Ce deuil n'a pas été facile. Comment faire le deuil de quelqu'un dont on n'a pas voulu, dont on a nié l'existence et que l'on a fait supprimer, même si l'on se rend compte des années plus tard de sa très grande erreur ? Comment faire le deuil de son bébé que l'on ne tiendra jamais dans ses bras ? Avec beaucoup d'aide et plusieurs années supplémentaires, de nombreuses personnes pour écouter, beaucoup de femmes passées par les mêmes souffrances avec qui échanger, on y parvient malgré tout. Aujourd'hui, je ne fais plus de dépression et le diagnostic de psychose maniaco-dépressive placé trop vite sur moi entre 1990 et 1993 n'est plus qu'un lointain et mauvais souvenir.

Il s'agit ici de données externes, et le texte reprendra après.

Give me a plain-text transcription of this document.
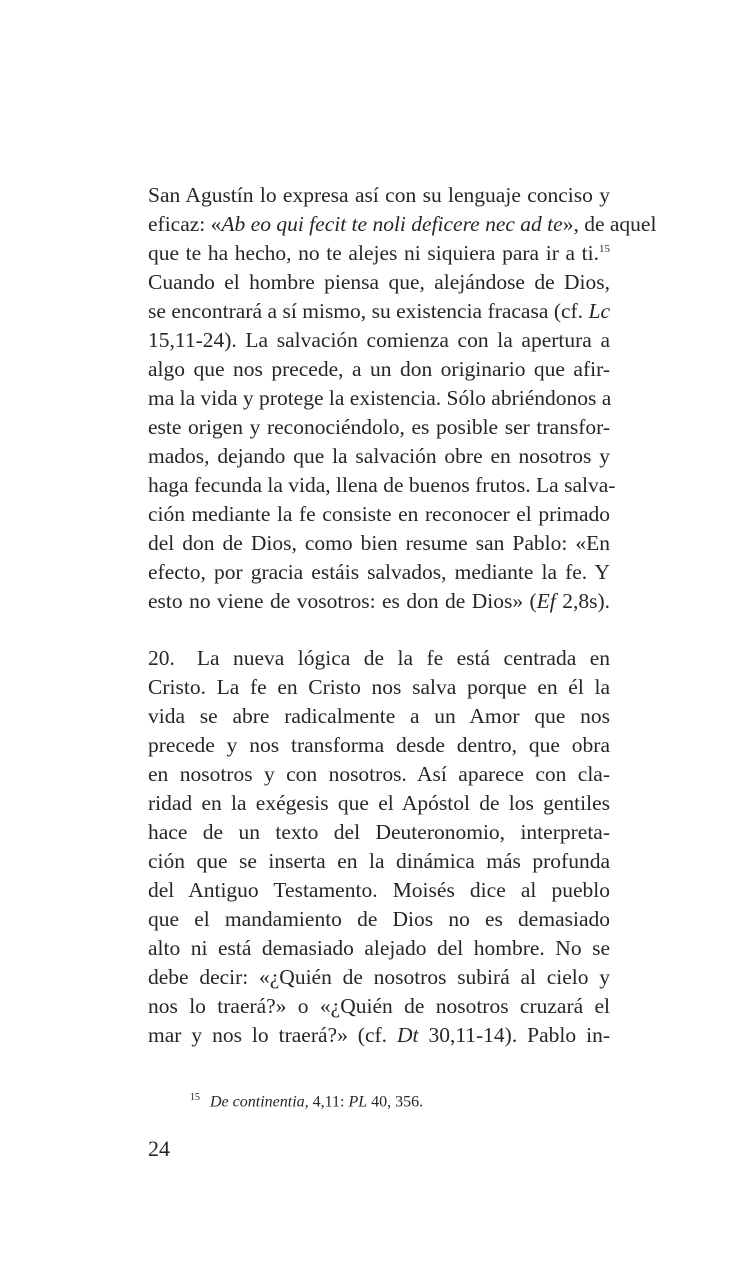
San Agustín lo expresa así con su lenguaje conciso y
eficaz: «Ab eo qui fecit te noli deficere nec ad te», de aquel
que te ha hecho, no te alejes ni siquiera para ir a ti.$^{15}$
Cuando el hombre piensa que, alejándose de Dios,
se encontrará a sí mismo, su existencia fracasa (cf. Lc
15,11-24). La salvación comienza con la apertura a
algo que nos precede, a un don originario que afir-
ma la vida y protege la existencia. Sólo abriéndonos a
este origen y reconociéndolo, es posible ser transfor-
mados, dejando que la salvación obre en nosotros y
haga fecunda la vida, llena de buenos frutos. La salva-
ción mediante la fe consiste en reconocer el primado
del don de Dios, como bien resume san Pablo: «En
efecto, por gracia estáis salvados, mediante la fe. Y
esto no viene de vosotros: es don de Dios» (Ef 2,8s).
20. La nueva lógica de la fe está centrada en
Cristo. La fe en Cristo nos salva porque en él la
vida se abre radicalmente a un Amor que nos
precede y nos transforma desde dentro, que obra
en nosotros y con nosotros. Así aparece con cla-
ridad en la exégesis que el Apóstol de los gentiles
hace de un texto del Deuteronomio, interpreta-
ción que se inserta en la dinámica más profunda
del Antiguo Testamento. Moisés dice al pueblo
que el mandamiento de Dios no es demasiado
alto ni está demasiado alejado del hombre. No se
debe decir: «¿Quién de nosotros subirá al cielo y
nos lo traerá?» o «¿Quién de nosotros cruzará el
mar y nos lo traerá?» (cf. Dt 30,11-14). Pablo in-
$^{15}$ De continentia, 4,11: PL 40, 356.
24
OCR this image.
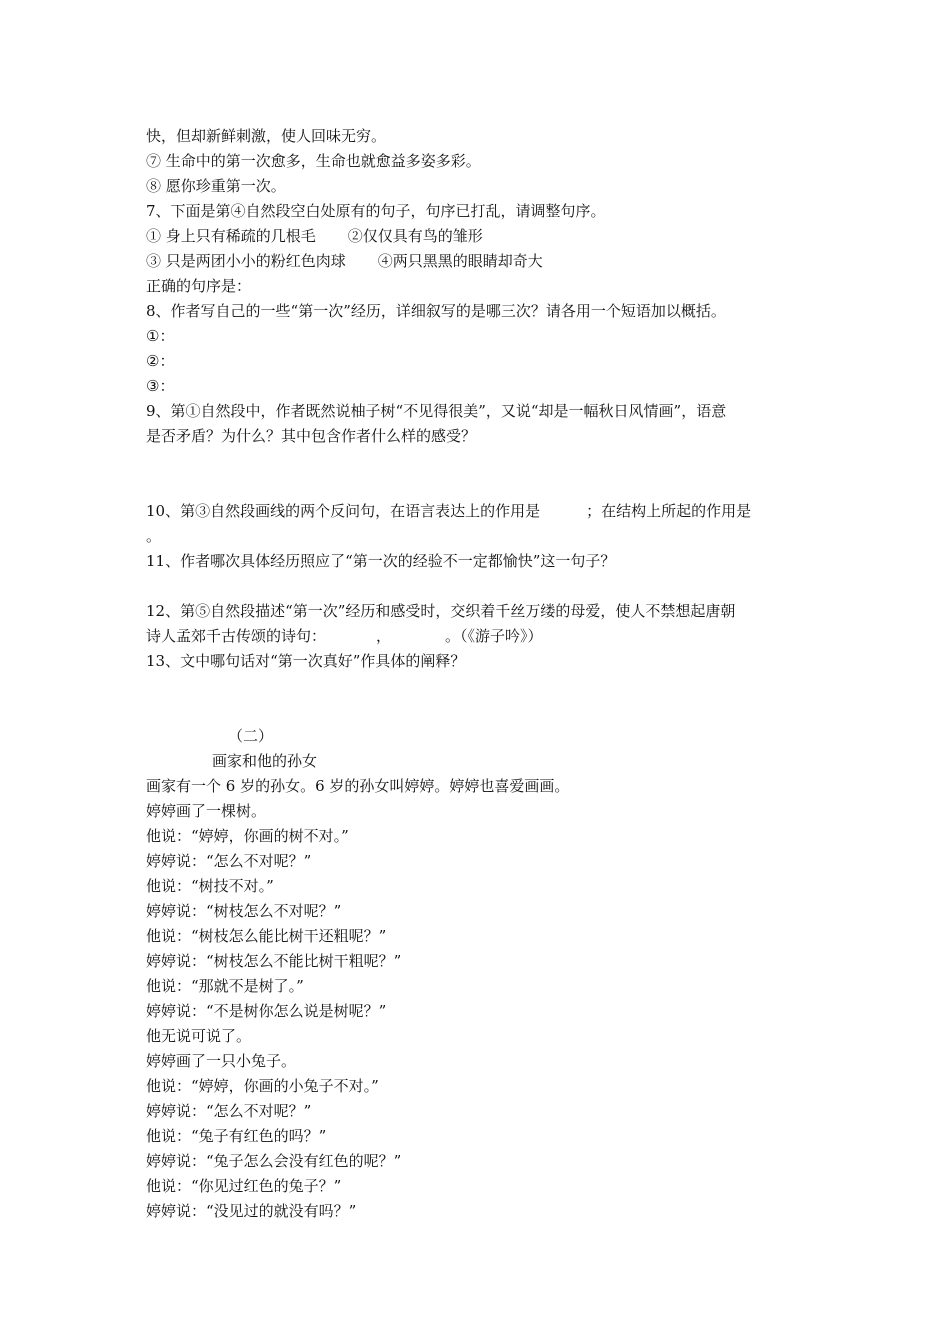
快，但却新鲜刺激，使人回味无穷。
⑦ 生命中的第一次愈多，生命也就愈益多姿多彩。
⑧ 愿你珍重第一次。
7、下面是第④自然段空白处原有的句子，句序已打乱，请调整句序。
① 身上只有稀疏的几根毛 ②仅仅具有鸟的雏形
③ 只是两团小小的粉红色肉球 ④两只黑黑的眼睛却奇大
正确的句序是：
8、作者写自己的一些“第一次”经历，详细叙写的是哪三次？请各用一个短语加以概括。
①：
②：
③：
9、第①自然段中，作者既然说柚子树“不见得很美”，又说“却是一幅秋日风情画”，语意
是否矛盾？为什么？其中包含作者什么样的感受？
10、第③自然段画线的两个反问句，在语言表达上的作用是	；在结构上所起的作用是
。
11、作者哪次具体经历照应了“第一次的经验不一定都愉快”这一句子？
12、第⑤自然段描述“第一次”经历和感受时，交织着千丝万缕的母爱，使人不禁想起唐朝
诗人孟郊千古传颂的诗句：	，	。（《游子吟》）
13、文中哪句话对“第一次真好”作具体的阐释？
（二）
画家和他的孙女
画家有一个 6 岁的孙女。6 岁的孙女叫婷婷。婷婷也喜爱画画。
婷婷画了一棵树。
他说：“婷婷，你画的树不对。”
婷婷说：“怎么不对呢？”
他说：“树技不对。”
婷婷说：“树枝怎么不对呢？”
他说：“树枝怎么能比树干还粗呢？”
婷婷说：“树枝怎么不能比树干粗呢？”
他说：“那就不是树了。”
婷婷说：“不是树你怎么说是树呢？”
他无说可说了。
婷婷画了一只小兔子。
他说：“婷婷，你画的小兔子不对。”
婷婷说：“怎么不对呢？”
他说：“兔子有红色的吗？”
婷婷说：“兔子怎么会没有红色的呢？”
他说：“你见过红色的兔子？”
婷婷说：“没见过的就没有吗？”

Malgré tout, le sujet du bac sur l'avortement, imposant une telle prise de position unilatéralement favorable, m'a fortement perturbée...

Alors même si c'est douloureux et angoissant de parler, je crois que les adolescentes et les femmes aujourd'hui ont le droit de connaître précisément les conséquences irréversibles de l'avortement et d'y réfléchir à l'avance au lieu de se précipiter tête baissée, comme moi à 18 ans, dans la "solution" de l'IVG.

Mon avortement représente le moment le plus triste de ma vie. Le moment où je suis passé de la relative insouciance de l'enfance et espérance de l'adolescence à une vie changée pour toujours. Je peux aujourd'hui essayer de décrire cet événement par l'image d'un passage dans un nuage de radiation nucléaire. Même si superficiellement, on essaye de continuer à vivre comme avant , les ressorts profonds de l'être ont été cassés, sans avoir compris comment une telle chose avait pu se passer.

Si une seule femme évitait grâce à ce témoignage, la souffrance de l'avortement face à une grossesse non désirée, mon IVG sortirait pour moi du non sens. Je ne comprends donc pas pourquoi l'Éducation nationale promeut l'IVG par un tel sujet au lieu d'aider les adolescents à réfléchir sur les conséquences dramatiques et irréversibles de l'avortement.

En vous demandant pardon à l'avance pour ce témoignage peu accordé à l'air du temps, je vous prie de croire, Monsieur le médiateur, à l'assurance de toute ma considération.

A.-M. O'Malley

*Nous remercions Mme O'Malley de nous autoriser à diffuser son témoignage, comme elle le souhaite, pour aider d'autres personnes à briser le mur du silence et du secret, derrière lequel se cachent tant de souffrances. Celle-ci nous précise qu'elle peut parler aujourd'hui de manière non anonyme car tous ses proches, y compris ses enfants, connaissent désormais son IVG. Son témoignage a été également adressé de sa part à l'inspectrice générale "SVT" de l'Éducation nationale.